I’m beginning to suspect that Alan Kay’s object/message pronouncements are quoted outside of a larger context - in his case his Dynabook (1972)

As I understand it the vision was as “objects” as a user metaphor, a mental model for the visible things that can be interacted with on-screen. Granted that notion transferred to Smalltalk for straightforward mapping of (visual) user objects to code.

By their nature those (visual) objects probably relied heavily on the Dynabook runtime environment - the objects being the proverbial bananas supported by the Dynabook jungle.

IIRC in the 1990’s the Coad/Yourdon books

seemed to lean on simulating real world objects to justify the OO approach.

It’s shortly after that OO took on a life of it’s own, as a potential, universal problem solving/modelling approach.
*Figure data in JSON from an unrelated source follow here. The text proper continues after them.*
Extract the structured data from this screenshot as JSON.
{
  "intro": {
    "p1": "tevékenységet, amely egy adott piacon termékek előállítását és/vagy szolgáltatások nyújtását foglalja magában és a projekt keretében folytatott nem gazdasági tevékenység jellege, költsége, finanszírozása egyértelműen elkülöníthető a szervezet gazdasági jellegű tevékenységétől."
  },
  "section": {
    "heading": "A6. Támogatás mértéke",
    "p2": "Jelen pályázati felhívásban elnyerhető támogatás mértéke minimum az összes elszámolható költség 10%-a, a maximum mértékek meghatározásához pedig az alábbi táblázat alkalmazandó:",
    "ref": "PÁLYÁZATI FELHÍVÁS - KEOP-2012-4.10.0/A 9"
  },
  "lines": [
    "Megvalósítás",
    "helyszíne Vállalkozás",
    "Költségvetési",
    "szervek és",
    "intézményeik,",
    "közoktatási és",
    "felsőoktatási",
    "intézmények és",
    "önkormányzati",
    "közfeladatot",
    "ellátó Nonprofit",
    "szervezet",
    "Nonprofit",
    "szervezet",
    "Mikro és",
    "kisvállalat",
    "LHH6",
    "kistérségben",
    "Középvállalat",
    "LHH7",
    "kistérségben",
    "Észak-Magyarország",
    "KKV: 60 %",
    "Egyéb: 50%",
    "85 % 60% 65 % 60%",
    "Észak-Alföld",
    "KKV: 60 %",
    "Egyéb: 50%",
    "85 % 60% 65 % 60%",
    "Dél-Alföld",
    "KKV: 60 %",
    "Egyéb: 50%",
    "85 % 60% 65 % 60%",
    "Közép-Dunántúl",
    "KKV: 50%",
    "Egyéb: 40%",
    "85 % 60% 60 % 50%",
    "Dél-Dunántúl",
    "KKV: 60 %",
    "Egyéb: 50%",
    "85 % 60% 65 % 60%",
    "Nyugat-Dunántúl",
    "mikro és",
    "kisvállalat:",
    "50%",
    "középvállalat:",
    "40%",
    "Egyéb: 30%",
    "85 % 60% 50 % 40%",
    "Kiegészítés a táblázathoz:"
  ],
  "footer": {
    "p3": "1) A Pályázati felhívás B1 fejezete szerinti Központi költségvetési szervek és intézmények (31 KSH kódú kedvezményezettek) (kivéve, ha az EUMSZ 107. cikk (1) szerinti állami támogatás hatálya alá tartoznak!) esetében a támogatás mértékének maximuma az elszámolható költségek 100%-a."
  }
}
Therefore languages were quick to add classes

  • without the support of the equivalent of a Dynabook runtime environment
  • without the need to simulate real world objects

OO held on generally as strategy for organizing/partitioning code and as a means for encapsulation/information hiding.

However optimal partitioning is non-trivial so it is easy to get the (class/object) boundaries wrong and objects are not always the appropriate level of granularity for any one part.

So really Erlang or Elixir don’t have to be viewed in terms of OO as they choose to manifest the boundaries of their “parts” in a different manner:

  • functions
  • modules
  • processes

Not every problem solving/modelling approach has to be grounded in objects.


To spawn, or not to spawn? explores the kind of boundaries you have to deal with in Elixir and Erlang.

3 Likes

What I would like to see is an Elixir course that teaches the language from an OOP perspective.

I’ve read most of the PragProg books on Elixir and at best they make off-hand comments about similarities.

But it helps so much to have this fundamental assumption of processes being objects that respond to messages. And having things like Supervisor objects being your “main” object, etc.